Re: Re: Article meta information proposal [ In reply to ]
On Mon, Sep 09, 2002 at 10:30:50AM -0700, lcrocker@nupedia.com wrote:
>
> > Please put the language links in a separate table, otherwise you are
> > violating the first normal form of database design theory. Any
> > introductory text on database design will tell you why that is bad.
>
> The Wikipedia database layout is already pretty far from
> normalized (mainly because MySQL is too slow on joins), but if
> I did add this feature I would make it a proper one-to-one
> mapping table.

Ok. It's just that denormalization is a bad idea in this case because if
you have a "two-way access pattern" here, i.e., you are going to look up the
Bs for a certain A and the As for a certain B. Nesting the Bs with an A or the
As with a B is then almost always a bad idea.

> I'm not yet convinced that it would be worth the effort, though. I'm more
> inclined to think that the international wikis should be more independent
> and encapsulated.

Why? Until now this approach has resulted in the non-English Wikipedias
feeling highly neglected. I still wonder what Jimbo's opinion on this is.

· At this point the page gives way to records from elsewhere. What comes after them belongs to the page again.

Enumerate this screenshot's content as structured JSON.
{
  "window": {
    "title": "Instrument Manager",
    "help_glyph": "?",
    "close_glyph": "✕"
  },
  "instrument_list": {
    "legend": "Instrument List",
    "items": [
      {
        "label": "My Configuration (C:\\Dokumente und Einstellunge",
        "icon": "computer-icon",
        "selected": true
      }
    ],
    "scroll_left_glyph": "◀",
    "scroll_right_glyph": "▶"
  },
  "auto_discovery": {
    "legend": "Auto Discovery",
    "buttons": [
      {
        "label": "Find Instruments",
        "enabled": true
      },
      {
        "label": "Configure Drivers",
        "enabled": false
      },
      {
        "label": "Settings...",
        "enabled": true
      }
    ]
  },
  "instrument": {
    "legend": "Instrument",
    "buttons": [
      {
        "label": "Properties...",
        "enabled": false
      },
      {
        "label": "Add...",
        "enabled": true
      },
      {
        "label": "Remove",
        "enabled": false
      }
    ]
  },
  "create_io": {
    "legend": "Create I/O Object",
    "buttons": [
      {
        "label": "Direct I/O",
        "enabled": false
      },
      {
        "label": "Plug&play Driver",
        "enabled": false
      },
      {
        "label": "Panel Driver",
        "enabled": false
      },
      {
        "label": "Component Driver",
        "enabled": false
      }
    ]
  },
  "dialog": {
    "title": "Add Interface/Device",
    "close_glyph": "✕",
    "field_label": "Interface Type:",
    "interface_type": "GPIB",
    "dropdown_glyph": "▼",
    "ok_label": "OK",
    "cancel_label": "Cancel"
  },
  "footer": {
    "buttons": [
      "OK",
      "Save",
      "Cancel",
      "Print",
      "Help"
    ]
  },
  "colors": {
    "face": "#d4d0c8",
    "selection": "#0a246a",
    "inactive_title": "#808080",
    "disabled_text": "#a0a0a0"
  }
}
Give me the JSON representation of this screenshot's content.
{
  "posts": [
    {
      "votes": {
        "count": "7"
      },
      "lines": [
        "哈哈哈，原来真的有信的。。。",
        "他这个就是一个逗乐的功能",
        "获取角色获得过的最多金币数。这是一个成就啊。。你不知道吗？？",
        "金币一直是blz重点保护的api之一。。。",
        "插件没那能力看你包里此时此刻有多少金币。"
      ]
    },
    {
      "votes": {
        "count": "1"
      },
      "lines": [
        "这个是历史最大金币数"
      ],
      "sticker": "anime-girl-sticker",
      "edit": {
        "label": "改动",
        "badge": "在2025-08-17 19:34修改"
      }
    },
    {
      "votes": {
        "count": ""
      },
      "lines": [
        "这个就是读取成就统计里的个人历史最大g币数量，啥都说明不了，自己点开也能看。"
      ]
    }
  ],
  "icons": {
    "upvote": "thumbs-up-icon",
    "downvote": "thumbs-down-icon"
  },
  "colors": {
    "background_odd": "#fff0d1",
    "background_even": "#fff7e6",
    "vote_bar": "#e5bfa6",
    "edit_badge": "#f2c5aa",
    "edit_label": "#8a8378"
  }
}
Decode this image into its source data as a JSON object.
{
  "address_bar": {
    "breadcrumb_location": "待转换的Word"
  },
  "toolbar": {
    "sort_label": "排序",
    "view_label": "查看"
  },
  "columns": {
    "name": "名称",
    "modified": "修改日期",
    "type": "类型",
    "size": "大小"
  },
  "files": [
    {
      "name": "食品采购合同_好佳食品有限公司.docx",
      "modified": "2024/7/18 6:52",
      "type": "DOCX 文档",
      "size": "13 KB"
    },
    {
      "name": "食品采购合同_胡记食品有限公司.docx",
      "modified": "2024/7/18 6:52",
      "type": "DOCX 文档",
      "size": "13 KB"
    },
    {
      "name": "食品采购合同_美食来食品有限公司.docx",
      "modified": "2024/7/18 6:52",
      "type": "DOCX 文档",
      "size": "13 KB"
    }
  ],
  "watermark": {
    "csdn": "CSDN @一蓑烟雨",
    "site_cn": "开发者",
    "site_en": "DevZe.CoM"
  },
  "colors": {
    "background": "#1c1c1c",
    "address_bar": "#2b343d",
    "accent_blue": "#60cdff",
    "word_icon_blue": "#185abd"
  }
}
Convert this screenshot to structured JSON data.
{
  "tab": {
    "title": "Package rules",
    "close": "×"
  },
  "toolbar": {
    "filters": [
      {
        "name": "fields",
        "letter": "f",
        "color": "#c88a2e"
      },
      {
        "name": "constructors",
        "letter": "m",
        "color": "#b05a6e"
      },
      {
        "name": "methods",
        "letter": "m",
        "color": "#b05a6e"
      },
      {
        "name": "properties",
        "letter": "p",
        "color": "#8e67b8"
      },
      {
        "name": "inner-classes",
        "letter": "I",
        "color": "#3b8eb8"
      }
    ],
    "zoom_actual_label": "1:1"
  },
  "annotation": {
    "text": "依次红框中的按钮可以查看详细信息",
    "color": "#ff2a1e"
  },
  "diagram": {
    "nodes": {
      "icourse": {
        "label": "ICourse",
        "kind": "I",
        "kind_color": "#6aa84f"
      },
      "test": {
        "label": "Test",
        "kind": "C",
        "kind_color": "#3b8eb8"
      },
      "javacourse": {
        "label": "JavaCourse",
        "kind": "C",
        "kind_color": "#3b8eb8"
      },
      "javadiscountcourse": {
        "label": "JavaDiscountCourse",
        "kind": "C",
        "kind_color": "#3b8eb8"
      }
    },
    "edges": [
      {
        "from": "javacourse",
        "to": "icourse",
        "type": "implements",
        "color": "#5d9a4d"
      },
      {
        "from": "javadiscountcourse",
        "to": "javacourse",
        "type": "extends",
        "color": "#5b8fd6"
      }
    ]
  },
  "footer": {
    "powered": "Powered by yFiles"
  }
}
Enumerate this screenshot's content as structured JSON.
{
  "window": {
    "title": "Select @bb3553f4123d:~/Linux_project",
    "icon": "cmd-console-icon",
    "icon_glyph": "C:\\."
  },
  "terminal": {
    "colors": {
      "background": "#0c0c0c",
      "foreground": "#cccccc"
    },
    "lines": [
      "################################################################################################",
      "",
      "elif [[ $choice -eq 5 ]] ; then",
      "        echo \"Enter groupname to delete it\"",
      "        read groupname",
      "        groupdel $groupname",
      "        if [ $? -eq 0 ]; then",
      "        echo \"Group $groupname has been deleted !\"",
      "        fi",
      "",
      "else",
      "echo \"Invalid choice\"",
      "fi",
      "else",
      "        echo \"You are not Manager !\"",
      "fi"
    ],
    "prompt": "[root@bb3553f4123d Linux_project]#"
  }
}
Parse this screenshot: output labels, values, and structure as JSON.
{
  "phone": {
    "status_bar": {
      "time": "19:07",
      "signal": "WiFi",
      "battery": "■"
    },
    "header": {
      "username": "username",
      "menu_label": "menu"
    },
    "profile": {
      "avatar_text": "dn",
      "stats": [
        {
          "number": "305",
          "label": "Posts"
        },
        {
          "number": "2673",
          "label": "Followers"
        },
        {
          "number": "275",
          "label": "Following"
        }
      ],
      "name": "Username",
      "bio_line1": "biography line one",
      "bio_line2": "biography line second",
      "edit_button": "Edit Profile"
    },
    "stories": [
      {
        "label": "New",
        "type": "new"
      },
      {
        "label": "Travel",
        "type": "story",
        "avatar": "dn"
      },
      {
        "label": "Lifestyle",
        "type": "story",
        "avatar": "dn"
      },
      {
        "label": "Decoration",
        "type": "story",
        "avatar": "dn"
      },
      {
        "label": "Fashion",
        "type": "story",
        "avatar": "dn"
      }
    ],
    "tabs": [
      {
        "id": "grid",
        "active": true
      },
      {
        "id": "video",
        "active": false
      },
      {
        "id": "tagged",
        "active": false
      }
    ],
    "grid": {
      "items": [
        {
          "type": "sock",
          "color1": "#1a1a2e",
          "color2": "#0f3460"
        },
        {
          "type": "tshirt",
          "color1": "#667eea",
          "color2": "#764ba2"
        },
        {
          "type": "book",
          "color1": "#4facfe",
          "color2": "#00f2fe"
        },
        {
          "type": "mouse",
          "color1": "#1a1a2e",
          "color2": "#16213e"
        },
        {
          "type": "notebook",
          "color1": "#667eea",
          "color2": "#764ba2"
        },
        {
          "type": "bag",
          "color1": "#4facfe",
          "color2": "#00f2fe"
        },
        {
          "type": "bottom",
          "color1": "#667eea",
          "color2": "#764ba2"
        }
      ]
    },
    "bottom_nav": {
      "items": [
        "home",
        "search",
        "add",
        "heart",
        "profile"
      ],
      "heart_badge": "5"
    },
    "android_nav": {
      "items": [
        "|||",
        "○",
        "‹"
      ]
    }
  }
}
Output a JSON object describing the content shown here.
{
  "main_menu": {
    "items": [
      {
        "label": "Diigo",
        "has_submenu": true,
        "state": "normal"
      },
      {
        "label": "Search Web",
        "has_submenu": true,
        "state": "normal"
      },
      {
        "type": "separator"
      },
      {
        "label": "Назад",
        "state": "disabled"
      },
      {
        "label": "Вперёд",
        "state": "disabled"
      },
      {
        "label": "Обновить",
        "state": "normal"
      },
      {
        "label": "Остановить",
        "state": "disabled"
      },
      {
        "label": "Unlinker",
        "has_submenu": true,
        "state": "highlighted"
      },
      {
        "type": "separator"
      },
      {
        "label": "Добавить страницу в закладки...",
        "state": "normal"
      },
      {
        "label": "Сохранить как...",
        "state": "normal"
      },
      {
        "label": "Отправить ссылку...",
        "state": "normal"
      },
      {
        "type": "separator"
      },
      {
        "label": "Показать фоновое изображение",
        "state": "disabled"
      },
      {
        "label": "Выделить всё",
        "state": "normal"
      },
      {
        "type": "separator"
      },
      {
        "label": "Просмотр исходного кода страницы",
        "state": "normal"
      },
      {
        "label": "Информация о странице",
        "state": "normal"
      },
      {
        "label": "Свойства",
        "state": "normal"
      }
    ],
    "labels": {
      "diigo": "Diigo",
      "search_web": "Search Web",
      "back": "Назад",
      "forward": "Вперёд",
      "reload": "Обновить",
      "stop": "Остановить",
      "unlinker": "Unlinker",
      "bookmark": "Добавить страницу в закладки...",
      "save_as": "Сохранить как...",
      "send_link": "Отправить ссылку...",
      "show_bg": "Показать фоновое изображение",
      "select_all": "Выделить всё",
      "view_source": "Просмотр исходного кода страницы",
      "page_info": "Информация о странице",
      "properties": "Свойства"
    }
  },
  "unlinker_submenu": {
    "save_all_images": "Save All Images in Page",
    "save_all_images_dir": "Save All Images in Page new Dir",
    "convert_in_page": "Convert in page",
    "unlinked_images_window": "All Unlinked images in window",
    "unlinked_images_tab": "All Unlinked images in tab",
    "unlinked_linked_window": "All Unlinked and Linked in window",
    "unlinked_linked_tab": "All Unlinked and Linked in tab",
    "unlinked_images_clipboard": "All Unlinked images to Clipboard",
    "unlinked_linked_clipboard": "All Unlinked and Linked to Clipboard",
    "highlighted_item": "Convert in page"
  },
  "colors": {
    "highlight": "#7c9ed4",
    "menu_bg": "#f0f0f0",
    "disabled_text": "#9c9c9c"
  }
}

> >I like the idea of links for categories ('biography', 'country',
> >'mathematical theorem', 'book', 'movie', ...) by the way.
>
> We discussed tings like that early on, and initially rejcted it
> as an attempt to categorize articles in a non-wiki way; we wanted
> different organization schemes to evolve out of normal wiki
> editing and linking, rather than imposing order from the outside.

It should of course be as non-constraining, open and as editable as
possible. All I'm thinking of here is an extra edit field called "category"
that will result in a link to "category:book" if you typed in "book". On
that page we could then put tips, tricks, hints, policies et cetera on book
descriptions. If the category doesn't exist you get a ... big surprise ...
edit link.

> But it might be time to revisit the idea, because at 2,500 edits
> a day and growing, it's just no longer possible for one person to
> keep track of edits to articles he's interested in,

That reminds me. Whatever happend to the code for grouping edits on the
recent changes page? I remember you made a test site and then ... nothing?

> and subject is the only filter that really makes sense for reducing that
> data to a manageable level. I'd still like to see if we couldn't build
> those subjects automatically in some way based on links in the database.

Ah, you mean a real subject hierarchy, like in ... er ... that other big
encyclopedia, so you could simply watch a subject area? I don't see how that
can be derived. Having an editable list if "subject areas" for articles
would be great. It could give us a nice subject tree that you could navigate
through. Actually I never liked having both a description of mathematics and
a list of subjects in the same article.

-- Jan Hidders
Re: Re: Re: Article meta information proposal [ In reply to ]
> That reminds me. Whatever happend to the code for grouping edits
> on the recent changes page? I remember you made a test site and
> then ... nothing?

I'm still not happy with my latest code, and I've been working
on other matters. But I'll get back to that shortly, because I
think I have a solution to the one thing I didn't like.